Sur la qualification du régime palestinien
« Qualifier le régime de l’autorité palestinienne est l’un des problèmes. »
« Au début des printemps arabes, le mot d’ordre était ‘le régime veut la chute du régime’. C’était un slogan qui ne convenait pas du tout parce que les Palestiniens étaient conscients que leur régime n’était pas vraiment un régime. Les Palestiniens avaient transformé en ‘le peuple veut l’unification des Palestiniens entre Gaza et Ramallah, mais ils sentaient bien que ce n’était pas un vrai pouvoir au sens d’un État normal - même dictatorial. Là il y a une radicalisation de l’opposition c’est-à -dire la prise de conscience que le régime ne repose plus que sur la répression. »
« Les accords d’Oslo ont marché dans ce domaine - aussi bien les américains que les européens ont poussé l’autorité palestinienne à arranger et à perfectionner cette machine de répression avec l’idée que c’était la seule solution pour parvenir à une solution politique. »

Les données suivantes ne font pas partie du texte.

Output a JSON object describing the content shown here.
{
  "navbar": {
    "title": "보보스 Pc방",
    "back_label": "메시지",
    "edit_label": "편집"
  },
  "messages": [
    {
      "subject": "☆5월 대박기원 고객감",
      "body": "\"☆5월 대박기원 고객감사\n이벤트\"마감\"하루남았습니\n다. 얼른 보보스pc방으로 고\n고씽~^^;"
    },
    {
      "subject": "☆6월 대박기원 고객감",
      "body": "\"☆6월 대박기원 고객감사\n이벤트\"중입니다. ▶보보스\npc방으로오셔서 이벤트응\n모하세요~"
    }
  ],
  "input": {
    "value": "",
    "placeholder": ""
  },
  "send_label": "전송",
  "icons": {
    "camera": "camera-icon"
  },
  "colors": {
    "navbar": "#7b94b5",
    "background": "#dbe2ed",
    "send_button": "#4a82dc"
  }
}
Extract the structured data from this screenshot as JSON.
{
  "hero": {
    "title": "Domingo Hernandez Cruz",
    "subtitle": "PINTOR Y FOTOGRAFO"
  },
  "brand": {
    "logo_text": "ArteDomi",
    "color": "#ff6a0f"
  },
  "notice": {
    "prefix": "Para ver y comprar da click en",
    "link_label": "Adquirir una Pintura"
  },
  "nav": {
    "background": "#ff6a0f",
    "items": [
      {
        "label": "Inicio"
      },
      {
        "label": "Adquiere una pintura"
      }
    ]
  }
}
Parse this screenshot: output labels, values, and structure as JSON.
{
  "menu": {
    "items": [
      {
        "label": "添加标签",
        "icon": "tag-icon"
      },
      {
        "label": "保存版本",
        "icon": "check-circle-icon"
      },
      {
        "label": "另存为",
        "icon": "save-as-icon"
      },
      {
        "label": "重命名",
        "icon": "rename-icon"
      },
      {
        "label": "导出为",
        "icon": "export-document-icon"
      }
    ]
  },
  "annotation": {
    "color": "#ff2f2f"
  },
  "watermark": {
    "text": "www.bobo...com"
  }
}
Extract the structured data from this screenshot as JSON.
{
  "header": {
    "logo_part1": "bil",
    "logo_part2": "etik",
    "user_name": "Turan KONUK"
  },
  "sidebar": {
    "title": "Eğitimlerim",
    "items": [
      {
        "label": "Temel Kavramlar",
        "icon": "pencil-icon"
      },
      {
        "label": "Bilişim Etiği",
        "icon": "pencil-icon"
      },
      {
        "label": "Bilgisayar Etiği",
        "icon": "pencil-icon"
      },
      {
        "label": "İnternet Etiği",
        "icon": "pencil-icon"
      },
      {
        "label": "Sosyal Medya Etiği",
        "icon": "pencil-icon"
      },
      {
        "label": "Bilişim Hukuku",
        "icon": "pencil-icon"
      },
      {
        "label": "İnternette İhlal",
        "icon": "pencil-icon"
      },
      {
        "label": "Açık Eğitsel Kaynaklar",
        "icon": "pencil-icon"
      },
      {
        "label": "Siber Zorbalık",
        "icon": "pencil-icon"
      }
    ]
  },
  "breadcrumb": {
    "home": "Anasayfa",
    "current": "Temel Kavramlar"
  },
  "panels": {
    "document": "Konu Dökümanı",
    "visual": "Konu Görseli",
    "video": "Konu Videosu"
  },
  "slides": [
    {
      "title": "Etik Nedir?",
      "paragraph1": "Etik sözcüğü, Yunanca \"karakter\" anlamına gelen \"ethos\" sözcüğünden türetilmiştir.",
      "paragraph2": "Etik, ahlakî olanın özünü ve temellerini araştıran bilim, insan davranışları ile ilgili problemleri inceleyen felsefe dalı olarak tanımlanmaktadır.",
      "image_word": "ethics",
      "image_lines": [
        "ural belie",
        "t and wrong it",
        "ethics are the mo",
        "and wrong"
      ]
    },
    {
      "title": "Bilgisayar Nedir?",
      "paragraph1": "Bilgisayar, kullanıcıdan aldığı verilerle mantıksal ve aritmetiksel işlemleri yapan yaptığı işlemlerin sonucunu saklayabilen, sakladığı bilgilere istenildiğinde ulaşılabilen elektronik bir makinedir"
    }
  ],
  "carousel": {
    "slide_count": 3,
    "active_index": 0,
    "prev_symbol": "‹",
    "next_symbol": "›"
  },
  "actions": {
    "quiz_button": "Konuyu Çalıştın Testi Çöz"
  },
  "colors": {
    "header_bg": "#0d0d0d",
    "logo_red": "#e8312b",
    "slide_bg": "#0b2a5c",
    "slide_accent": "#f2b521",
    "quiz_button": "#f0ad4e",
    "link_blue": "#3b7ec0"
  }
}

Sur le bilan de Mahmoud Abbas
« La direction du Fatah et pas seulement Mahmoud Abbas - c’était aussi Arafat - a fait le pari de la négociation politique et diplomatique. C’est là-dessus pratiquement que s’est construite l’OLP dans une deuxième phase après la phase de la lutte armée, à partir de la fin des années 70 et début des années 80. Ils étaient prêts au compromis pour aboutir à un Etat palestinien - pas un Etat palestinien dont avions rêvé sur toute la Palestine mais en Cisjordanie et Gaza avec Jerusalem Est comme capitale. Et ce bilan est un bilan d’échec. »
« C’est l’échec d’une stratégie politique et c’est l’un des problèmes aujourd’hui du mouvement palestinien c’est que toute la stratégie sur laquelle s’est fondée la renaissance palestinienne a maintenant échoué. »
Sur les promesses de nouvelles élections - toujours reportées
« Le discours officiel de l’autorité palestinienne n’est pas totalement faux et qui est de dire qu’on ne peut voter que si on a le droit de voter à Jérusalem Est ce que les israéliens refusent. En fait, c’est un prétexte parce qu’aux dernières élections les gens allaient voter dans les bureaux de poste à Jérusalem Est donc on sait que s’il y a des élections Mahmoud Abbas va les perdre. Mais il est difficile de dire qui peut les gagner. »
« Le Hamas est extrêmement impopulaire à Gaza. »
« Il y a une contestation dans le Fatah. »
« Mahmoud Abbas dispose de deux atouts importants : l’appareil d’État avec près de 100.000 fonctionnaires et il bénéficie aussi du soutien de la communauté internationale, des américains et des européens. »
« La différence entre les élections qu’il y a eues en Palestine ces derniers temps et celles qui ont lieu en Syrie ou en Egypte c’est que le pouvoir ne les contrôle pas de la même manière. Quand on a annoncé le fait qu’il y allait avoir des élections, il y a plus de 90% du corps électoral qui s’est inscrit sur les listes. Il y a une vraie volonté de changement mais savoir comment ça va se traduire politiquement est difficile à dire. »
« Le propre des régimes autoritaires, c’est de faire le vide et d’empêcher la création de structures politiques contestataires. »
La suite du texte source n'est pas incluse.